Генрих внимательно рассматривал незнакомца. «Где-то я его видел», — подумал он. Однако вспомнить, где и когда, так и не смог. На правой щеке незнакомца был длинный шрам, и если смотреть на него сбоку, то кажется, будто он смеется.
— Работать будете тоже у Раутенберга?
— Да, у Раутенберга.
Комареку не хотелось тут учинять допрос, но что-то ему не понравилось в незнакомце. И эта застывшая улыбка ужасно мешала, хотя он и понимал, что это вовсе не улыбка. На незнакомце была летняя куртка и шестиугольная кепка.
Снова зазвонил телефон. И Комарек несколько раз сказал в трубку:
— Слава тебе Господи! — и при этом он усердно кивал. — Семь центнеров? Слава Богу!.. Что? Сейчас же скажу. — Положив трубку, он сказал: — За мукой надо ехать, Генрих.

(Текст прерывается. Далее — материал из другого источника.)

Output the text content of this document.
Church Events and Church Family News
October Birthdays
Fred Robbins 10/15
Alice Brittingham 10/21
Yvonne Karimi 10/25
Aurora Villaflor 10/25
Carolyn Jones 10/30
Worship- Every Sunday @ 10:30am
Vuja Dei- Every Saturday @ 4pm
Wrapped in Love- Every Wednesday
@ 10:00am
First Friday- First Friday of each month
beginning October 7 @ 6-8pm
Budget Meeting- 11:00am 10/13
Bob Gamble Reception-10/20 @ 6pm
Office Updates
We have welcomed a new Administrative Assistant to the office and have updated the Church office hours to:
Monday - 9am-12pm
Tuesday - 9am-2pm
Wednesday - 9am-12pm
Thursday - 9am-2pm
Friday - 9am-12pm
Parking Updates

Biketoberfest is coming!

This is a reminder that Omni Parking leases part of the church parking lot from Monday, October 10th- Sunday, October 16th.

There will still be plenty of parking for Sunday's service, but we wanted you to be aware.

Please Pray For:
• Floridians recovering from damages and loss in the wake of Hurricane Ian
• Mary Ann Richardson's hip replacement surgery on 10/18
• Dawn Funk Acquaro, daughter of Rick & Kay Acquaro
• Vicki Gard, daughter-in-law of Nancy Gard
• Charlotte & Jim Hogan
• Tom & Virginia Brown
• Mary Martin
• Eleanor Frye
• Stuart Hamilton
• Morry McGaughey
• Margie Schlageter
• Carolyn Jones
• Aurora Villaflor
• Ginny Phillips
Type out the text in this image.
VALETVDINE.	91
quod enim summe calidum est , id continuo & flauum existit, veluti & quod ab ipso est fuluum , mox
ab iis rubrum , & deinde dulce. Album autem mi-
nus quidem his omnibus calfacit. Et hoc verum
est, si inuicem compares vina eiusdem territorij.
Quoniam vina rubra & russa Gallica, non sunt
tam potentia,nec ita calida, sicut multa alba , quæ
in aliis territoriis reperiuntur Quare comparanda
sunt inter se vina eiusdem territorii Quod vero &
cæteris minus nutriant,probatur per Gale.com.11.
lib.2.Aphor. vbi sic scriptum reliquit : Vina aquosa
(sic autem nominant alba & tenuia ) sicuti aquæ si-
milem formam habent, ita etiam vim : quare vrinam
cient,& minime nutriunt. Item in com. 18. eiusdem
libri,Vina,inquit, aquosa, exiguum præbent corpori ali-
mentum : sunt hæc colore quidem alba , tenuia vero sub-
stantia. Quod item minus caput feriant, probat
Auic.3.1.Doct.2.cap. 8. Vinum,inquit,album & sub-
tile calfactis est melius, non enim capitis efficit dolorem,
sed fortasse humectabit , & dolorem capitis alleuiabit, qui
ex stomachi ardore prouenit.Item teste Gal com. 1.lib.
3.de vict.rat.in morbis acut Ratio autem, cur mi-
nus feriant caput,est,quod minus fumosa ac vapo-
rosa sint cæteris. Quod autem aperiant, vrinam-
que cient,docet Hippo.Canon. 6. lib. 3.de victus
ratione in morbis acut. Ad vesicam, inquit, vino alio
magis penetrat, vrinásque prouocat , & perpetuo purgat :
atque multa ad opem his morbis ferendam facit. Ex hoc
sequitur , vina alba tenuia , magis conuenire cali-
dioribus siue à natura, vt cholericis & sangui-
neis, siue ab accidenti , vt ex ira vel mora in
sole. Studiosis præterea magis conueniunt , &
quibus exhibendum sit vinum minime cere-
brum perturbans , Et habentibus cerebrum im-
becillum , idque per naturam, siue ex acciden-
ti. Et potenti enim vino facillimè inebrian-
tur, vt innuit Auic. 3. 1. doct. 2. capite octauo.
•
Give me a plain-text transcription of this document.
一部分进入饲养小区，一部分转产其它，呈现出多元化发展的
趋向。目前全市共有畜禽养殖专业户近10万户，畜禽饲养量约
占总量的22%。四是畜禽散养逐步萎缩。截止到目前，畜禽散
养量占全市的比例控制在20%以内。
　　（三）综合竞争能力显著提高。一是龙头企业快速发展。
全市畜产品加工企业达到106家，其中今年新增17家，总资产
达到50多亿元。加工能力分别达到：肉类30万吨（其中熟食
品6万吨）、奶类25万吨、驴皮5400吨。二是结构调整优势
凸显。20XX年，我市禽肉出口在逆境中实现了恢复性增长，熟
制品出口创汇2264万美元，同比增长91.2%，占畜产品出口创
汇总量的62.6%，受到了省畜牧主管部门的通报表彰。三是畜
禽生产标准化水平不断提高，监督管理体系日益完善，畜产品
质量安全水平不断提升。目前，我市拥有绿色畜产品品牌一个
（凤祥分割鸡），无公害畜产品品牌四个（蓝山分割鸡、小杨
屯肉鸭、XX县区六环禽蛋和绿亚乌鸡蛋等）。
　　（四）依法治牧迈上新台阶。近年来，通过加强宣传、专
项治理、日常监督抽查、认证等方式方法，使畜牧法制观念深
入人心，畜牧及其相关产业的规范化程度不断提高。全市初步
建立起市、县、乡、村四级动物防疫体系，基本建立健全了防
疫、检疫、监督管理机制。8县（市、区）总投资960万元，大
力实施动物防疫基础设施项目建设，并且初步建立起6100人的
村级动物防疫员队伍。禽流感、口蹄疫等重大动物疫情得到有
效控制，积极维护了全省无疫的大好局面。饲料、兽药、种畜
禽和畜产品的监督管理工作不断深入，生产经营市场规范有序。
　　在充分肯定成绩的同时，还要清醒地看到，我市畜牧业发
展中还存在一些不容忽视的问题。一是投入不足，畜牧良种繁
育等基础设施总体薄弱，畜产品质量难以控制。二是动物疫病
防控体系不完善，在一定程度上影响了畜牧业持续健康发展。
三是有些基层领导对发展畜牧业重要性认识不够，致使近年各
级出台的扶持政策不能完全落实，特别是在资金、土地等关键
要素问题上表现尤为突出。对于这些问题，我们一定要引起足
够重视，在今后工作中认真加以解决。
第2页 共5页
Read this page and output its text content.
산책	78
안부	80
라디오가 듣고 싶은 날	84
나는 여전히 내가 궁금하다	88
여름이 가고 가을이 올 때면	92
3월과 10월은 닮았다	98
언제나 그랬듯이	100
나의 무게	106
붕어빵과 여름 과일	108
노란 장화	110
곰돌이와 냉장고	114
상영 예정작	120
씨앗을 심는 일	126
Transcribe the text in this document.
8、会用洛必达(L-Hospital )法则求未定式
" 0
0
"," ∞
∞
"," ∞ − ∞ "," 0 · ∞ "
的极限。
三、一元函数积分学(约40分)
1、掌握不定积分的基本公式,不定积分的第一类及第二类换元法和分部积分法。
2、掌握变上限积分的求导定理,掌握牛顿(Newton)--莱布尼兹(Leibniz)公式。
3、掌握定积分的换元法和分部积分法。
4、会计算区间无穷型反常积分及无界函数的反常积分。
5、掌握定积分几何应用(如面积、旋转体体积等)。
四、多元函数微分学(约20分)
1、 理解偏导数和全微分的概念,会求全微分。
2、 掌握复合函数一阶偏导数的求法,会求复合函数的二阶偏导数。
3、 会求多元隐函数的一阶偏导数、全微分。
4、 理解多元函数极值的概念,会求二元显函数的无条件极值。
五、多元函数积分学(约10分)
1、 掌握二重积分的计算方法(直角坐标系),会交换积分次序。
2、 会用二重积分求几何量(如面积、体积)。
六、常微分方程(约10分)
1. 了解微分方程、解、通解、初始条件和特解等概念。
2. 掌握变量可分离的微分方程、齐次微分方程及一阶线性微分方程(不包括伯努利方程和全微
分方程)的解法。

А этот… Киткевитц, вышел?
— Да, ушел.
Какое это было лето!
Генрих ходил со списками по деревне и записывал, у кого сколько кур. При этом ему порой вспоминалось, как они с Мишкой обходили дворы.
— Матушка Грипш! У него же не меньше шестидесяти семи кур. Правда? — Генрих прошел палисадник, сел на низенькую скамеечку и кивнул в сторону усадьбы Бернико.
— Не надивишься на тебя: опять ты у нас тут всем заправляешь! — говорит старушка, она по-прежнему ласкова с мальчишкой.
— Возьму да напишу — шестьдесят семь.
— Если у него что и осталось после тебя, так это голов двадцать, никак не более.
— Это ты, матушка Грипш, жалеешь его. Понимаю, но это неправильно. И потом, ты забыла — классовая борьба!
— Ах, сыночек ты мой!
— Тебе я, к примеру, только двух кур записал, хоть и знаю, что у тебя пять. А почему? Потому что мы с тобой братья по классу.
— Чего это мы с тобой?
— Братья но классу, матушка Грипш. Даже если ты еще и не осознала этого.
Генрих пускается в рассуждения о том, как теперь все будет по-другому… Он, Генрих, и дедушка Комарек… И молоко-то будет для всех, и мясо, и хлеб, и овсяные хлопья. И все будет по справедливости…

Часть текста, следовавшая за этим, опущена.